Perhaps it is here, then, that we can raise an alternative conclusion to this fascinating analysis. In his conclusion, Mignon points to the significance of clasismo in reframing the possibility of alternative forms of organisation as its greatest legacy (p. 281). This challenge to the prevailing model of union organisation rendered workers a ‘fundamental factor in the crisis’ that emerged after 1973, creating the need for institutional mediation and the repressive violence to come (p. 286). Yet, we can also see this ‘failure’ as part of a longer trajectory of revolutionary movements from below.
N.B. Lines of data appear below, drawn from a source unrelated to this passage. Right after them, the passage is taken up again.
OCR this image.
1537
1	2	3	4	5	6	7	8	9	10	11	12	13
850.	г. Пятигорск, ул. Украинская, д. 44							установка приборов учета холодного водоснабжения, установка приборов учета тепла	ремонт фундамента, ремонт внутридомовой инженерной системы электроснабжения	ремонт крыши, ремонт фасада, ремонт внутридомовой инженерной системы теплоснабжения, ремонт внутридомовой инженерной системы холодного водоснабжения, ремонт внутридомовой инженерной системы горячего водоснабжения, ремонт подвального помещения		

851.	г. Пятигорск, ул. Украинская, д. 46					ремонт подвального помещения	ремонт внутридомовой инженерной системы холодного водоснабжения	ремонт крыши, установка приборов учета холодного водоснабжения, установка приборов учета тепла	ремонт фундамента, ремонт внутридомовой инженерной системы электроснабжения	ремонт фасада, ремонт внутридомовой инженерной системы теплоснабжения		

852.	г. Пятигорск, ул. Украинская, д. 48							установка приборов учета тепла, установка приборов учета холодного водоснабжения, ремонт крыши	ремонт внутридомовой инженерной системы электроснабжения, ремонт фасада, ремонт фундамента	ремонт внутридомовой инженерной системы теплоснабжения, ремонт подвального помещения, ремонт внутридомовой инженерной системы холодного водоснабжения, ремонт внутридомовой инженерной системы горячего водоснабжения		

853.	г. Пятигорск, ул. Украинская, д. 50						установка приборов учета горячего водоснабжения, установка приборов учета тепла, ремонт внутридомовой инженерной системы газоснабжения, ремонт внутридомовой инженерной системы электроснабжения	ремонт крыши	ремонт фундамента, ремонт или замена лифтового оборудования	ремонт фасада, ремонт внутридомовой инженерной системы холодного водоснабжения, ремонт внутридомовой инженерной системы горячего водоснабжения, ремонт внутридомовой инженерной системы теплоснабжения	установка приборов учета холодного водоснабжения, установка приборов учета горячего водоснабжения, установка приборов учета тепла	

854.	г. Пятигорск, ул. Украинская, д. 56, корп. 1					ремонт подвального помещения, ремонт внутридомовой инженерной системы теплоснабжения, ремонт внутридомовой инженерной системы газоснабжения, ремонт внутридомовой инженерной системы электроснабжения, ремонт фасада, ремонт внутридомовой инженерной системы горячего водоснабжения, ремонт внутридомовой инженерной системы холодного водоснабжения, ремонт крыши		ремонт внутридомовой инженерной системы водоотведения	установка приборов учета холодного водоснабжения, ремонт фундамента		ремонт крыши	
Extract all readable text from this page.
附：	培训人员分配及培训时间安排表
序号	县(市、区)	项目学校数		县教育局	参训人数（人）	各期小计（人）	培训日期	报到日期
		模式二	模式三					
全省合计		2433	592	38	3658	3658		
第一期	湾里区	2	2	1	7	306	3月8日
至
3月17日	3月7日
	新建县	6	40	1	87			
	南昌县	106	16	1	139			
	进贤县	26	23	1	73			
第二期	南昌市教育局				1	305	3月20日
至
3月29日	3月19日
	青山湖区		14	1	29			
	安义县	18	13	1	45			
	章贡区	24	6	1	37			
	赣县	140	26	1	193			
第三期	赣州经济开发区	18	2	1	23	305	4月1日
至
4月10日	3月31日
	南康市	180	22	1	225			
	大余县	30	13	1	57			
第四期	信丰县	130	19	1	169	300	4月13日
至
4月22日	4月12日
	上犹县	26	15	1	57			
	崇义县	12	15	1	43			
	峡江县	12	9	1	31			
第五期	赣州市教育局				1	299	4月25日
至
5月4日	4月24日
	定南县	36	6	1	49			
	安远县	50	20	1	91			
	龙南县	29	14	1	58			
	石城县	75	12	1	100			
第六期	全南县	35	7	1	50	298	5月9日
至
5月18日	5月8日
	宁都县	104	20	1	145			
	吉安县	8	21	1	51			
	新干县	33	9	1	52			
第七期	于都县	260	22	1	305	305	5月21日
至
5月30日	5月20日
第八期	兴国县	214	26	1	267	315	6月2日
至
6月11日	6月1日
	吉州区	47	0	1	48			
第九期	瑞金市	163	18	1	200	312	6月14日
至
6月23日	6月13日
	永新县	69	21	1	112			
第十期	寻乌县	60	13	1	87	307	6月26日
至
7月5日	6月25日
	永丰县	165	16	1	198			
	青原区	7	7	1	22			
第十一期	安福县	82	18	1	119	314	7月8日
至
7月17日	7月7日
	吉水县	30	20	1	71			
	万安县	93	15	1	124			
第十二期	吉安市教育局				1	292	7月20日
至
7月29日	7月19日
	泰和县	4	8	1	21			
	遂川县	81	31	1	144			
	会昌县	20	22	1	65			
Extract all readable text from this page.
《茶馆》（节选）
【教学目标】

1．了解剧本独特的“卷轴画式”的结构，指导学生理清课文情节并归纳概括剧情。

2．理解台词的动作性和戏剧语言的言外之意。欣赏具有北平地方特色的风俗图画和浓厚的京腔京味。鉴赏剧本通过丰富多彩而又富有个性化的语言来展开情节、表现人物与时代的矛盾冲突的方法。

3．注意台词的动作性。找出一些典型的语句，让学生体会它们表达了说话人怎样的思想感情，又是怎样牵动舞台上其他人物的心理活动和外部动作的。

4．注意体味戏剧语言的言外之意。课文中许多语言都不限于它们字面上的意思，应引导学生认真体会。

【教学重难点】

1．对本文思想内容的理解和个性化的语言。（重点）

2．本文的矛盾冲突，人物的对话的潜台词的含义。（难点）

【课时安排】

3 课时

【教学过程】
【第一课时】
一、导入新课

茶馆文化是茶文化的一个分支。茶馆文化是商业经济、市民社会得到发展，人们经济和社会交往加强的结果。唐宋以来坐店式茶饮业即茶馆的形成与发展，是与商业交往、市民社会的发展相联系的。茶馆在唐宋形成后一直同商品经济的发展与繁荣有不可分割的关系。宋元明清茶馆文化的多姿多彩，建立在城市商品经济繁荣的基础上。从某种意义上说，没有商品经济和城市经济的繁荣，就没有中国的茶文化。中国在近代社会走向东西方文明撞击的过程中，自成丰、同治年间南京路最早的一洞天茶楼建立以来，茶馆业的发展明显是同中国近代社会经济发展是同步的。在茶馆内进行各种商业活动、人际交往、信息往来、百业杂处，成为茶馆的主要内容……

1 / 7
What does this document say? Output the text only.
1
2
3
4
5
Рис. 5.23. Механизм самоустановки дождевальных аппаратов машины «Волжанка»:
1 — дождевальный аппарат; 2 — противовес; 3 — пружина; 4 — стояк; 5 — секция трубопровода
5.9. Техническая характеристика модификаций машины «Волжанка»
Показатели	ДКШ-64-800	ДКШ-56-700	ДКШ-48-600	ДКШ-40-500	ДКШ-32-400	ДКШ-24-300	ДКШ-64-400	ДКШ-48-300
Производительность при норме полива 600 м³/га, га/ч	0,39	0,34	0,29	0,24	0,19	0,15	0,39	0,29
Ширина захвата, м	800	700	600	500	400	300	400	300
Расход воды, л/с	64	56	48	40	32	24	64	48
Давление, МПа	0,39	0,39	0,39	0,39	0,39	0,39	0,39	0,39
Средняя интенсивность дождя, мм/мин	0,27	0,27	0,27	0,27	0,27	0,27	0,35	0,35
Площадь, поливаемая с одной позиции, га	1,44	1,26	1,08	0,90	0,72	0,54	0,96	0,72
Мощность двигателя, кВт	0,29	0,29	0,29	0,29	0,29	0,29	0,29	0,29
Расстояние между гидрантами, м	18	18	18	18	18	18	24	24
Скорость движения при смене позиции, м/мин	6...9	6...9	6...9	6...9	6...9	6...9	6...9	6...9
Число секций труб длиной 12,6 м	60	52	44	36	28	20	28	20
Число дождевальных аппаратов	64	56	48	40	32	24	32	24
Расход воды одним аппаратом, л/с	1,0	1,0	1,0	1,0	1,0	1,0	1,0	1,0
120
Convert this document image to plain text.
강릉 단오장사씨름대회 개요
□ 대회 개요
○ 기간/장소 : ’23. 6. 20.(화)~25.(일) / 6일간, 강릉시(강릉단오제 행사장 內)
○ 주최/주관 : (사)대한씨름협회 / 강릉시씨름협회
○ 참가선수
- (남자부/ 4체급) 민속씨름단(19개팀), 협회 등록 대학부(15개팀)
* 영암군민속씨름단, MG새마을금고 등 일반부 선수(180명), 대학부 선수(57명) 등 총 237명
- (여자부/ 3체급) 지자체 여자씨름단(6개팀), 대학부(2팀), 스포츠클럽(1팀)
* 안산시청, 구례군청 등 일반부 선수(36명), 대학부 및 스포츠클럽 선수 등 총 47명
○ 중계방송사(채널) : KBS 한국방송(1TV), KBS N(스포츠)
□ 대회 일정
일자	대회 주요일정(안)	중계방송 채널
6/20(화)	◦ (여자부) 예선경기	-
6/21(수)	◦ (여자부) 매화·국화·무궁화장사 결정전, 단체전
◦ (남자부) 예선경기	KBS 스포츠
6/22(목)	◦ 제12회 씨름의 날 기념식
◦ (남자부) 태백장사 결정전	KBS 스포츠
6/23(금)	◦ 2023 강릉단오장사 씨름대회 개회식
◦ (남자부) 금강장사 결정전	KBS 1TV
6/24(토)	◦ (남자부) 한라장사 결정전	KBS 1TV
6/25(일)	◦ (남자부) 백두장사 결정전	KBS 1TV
The veracity of the response – by the state, by firms and by the union bureaucracy – surely demonstrates the radical potential of this experience and raises questions about how to reproduce its transformative modes of resistance today.

Note

  1. James Brennan, The Labor Wars in Cordoba: 1955–1976, Ideology, Work, and Labor Politics in an Argentine Industrial City (Cambridge, MA: Harvard University Press, 1994), 76.